Midge Decter, a fearless advocate of freedom and a fierce opponent of totalitarianism, died yesterday. She was 94 (July 25, 1927 – May 9, 2022).
She loved America. She took religion seriously, and advocated tirelessly for its place in the public square.
She was a woman of letters, attending the University of Minnesota in her native State, and the Jewish Theological Seminary and New York University in her adopted Manhattan, but she never received a degree from any of them.
She worked and edited at Basic Books, Legacy Books, Commentary, Harper’s Magazine (serving as executive editor of Harper’s in the age of Willie Morris), Midstream, and Saturday Review; her by-line appeared in frequently in The American Spectator, The Atlantic, Commentary, First Things, National Review, The New Republic, and The Weekly Standard.

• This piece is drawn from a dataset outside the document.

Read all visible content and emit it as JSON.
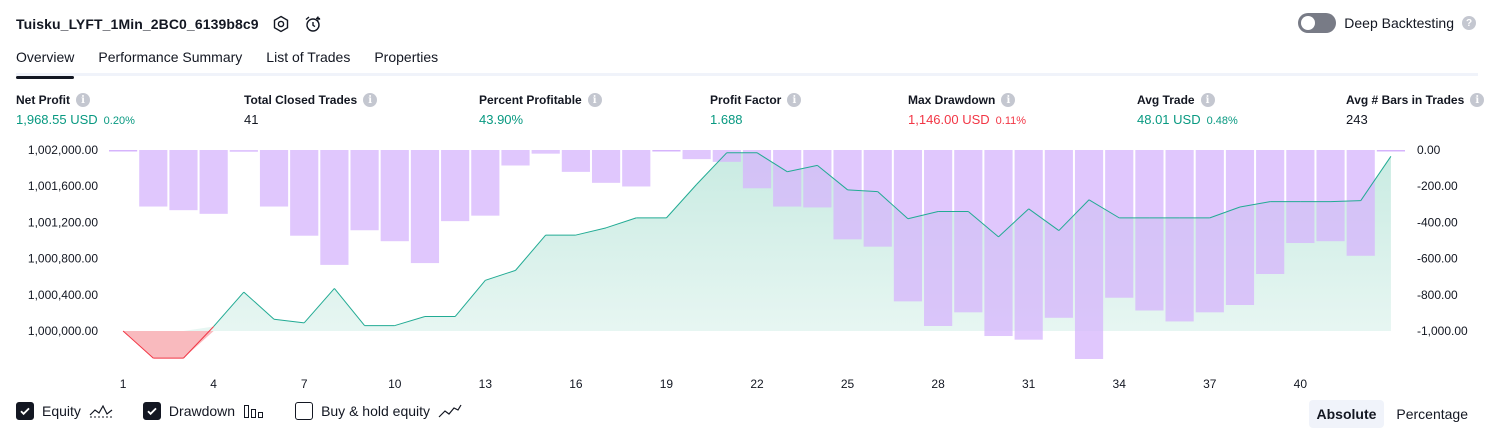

She served as President and as a trustee of The Philadelphia Society; she was a trustee or director of each of the Center for Security Policy, the Clare Booth Luce Fund, and The Heritage Foundation. With Don Rumsfeld she founded the Committee on the Present Danger and, when the Soviet Union collapsed, she took the unusual and laudable step of declaring victory and dissolving her organization (rather than finding a way to repurpose it and give perpetual life, as all too many groups do, as a fund-raising bureaucracy).
The Victims of Communism Memorial Foundation bestowed its Truman-Reagan Medal of Freedom upon her.
President George W. Bush bestowed the National Humanities Medal upon her in a class that included Joan Ganz Cooney, the founder of the Children’s Television Workshop and its flagship production, “Sesame Street”, and Joseph Epstein, the Chicago based critic, writer, and raconteur.
She is survived by her husband Norman Podhoretz, and her children Rachel Decter (who is married to Eliott Abrams), Ruthie Blum, and John Podhoretz.
Yuval Levin remembered her this evening in a short essay posted on National Review Online; and Abe Greenwald, the Executive Editor of Commentary, paid a brief tribute to her this evening in Commentary’s website, listing and linking but a few of the power pieces she wrote for that magazine.
Click here to find Mr. Levin’s essay, click here for Mr. Greenwald’s tribute, and The New York Times’s obituary is here.
May the memory of Midge Decter forever be as a blessing.